Why Your Coaching Isn’t Working?
By Tom Davidson
As my Dad used to say, “Working with people is like shoveling smoke. Just when you think things are going in one direction, they go another!”
As a supervisor and leader at any level, one of your most important jobs is to coach others to higher levels of performance, but it can be a bigger challenge than you might think.
After over 35 years as a first-line supervisor, manager of managers, executive and volunteer leader, and after 15 years as an executive coach, I’ve learned that there is a hidden hierarchy of needs that can thwart even the best leadership coaches.
Use this template to determine why your coaching might not be working.
- Are they smart enough?
- Do they have a learning mindset?
- Are they aware of their impacts?
- Do they care about changing?
- Do they know what to do?
- Do they do it?
Putting the hidden hierarchy to work
Let’s assume that your coaching skills are excellent, the conditions and terms are right for coaching, and you are the best one to do the coaching. In assessing your coaching situation, answer the questions above “yes” or “no” – in the order presented – and you are very likely to discover why your coaching isn’t working.
- Are they smart enough? Even if your associate has fancy college degrees, analytical skills in their current job and high self-confidence, they may not be sufficiently able to recognize assumptions, evaluate arguments and make accurate deductions. Critical thinking skills can be developed, but without a sufficient baseline, you’re stuck before you even get started.

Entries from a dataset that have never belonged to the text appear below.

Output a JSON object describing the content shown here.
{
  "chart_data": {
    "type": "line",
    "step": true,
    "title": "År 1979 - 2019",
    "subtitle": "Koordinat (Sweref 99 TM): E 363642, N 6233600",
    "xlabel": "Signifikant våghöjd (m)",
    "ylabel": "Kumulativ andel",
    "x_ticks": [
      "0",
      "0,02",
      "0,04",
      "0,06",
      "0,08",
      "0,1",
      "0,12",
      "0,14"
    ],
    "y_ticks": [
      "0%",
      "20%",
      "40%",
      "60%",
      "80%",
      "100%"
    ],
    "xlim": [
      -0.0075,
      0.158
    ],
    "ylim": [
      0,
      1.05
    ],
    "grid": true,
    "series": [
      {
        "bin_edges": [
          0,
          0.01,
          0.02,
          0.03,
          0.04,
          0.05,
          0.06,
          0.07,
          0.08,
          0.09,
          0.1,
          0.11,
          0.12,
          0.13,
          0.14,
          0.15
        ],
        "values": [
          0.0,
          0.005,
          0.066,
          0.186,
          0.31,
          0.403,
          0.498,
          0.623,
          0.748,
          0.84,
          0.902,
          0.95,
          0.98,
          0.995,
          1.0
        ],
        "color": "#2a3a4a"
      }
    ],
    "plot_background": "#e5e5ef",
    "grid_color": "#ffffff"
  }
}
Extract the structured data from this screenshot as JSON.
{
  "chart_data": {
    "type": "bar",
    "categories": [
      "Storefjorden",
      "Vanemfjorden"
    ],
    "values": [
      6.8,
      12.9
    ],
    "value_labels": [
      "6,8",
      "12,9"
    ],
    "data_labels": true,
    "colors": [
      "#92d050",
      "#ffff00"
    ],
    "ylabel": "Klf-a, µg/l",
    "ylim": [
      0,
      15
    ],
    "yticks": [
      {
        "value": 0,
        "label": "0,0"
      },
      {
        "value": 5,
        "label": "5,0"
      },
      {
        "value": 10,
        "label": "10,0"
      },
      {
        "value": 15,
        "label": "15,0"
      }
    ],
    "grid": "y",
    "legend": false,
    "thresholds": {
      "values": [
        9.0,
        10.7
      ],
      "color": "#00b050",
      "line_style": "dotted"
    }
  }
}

- Do they have a learning mindset? Your subordinate needs to have a learning attitude, best described by Dr. Carol Dweck in her book, Mindset: The New Psychology of Success. Without a learning mindset, even the best coaching will fall short of its potential. The good news is that we can all choose to have what Dr. Dweck calls a “growth mindset” rather than a “fixed mindset.”
- Are they aware of their impacts? It’s been said a thousand ways: “Leader know thyself, first.” Without sufficient awareness, your coaching won’t work because your client remains in the dark. To change the outcome, successful supervisors need to gather and share feedback, employ coaching tools like 360-degree feedback, and bring in experts on personality typing, to name a few options. The harder the case, the more data you need.
- Do they care about changing? “You can lead a horse to water, but you can’t make him drink,” goes the old saying, and it’s just as applicable to coaching. If your direct report is smart enough, has a learning mindset, is aware but doesn’t care to change, then don’t bother going on. All you can reasonably do is help them see how their impacts are getting in the way of something they want for themselves. In this situation, the manager is helping the person see the alignment or misalignment so the associate can make better choices.
- Do they know what to do? This is where most managers begin their quest for improving the performance of others, by sending people to training courses, exposing them to leadership models, and giving them step-by-step instructions. Before your coaching can stick, the team member has to have relevant principles to apply, new skills to practice and an action (or development) plan. If they have cleared the four previous hurdles, then you’re coaching might just work if your client also knows what to do.
- Do they do it? As a manager or supervisor, your coaching still might fail your subordinate if they don’t follow through and do things differently. Albert Einstein said, “Insanity is doing the same thing over and over again but expecting different results.” It’s entirely possible for someone to be smart enough, have a learning mindset, be aware of their impacts, care about changing, know what to do but fail to do it.
Knowing where you are on this hidden hierarchy might just be the secret as to why your coaching doesn’t work.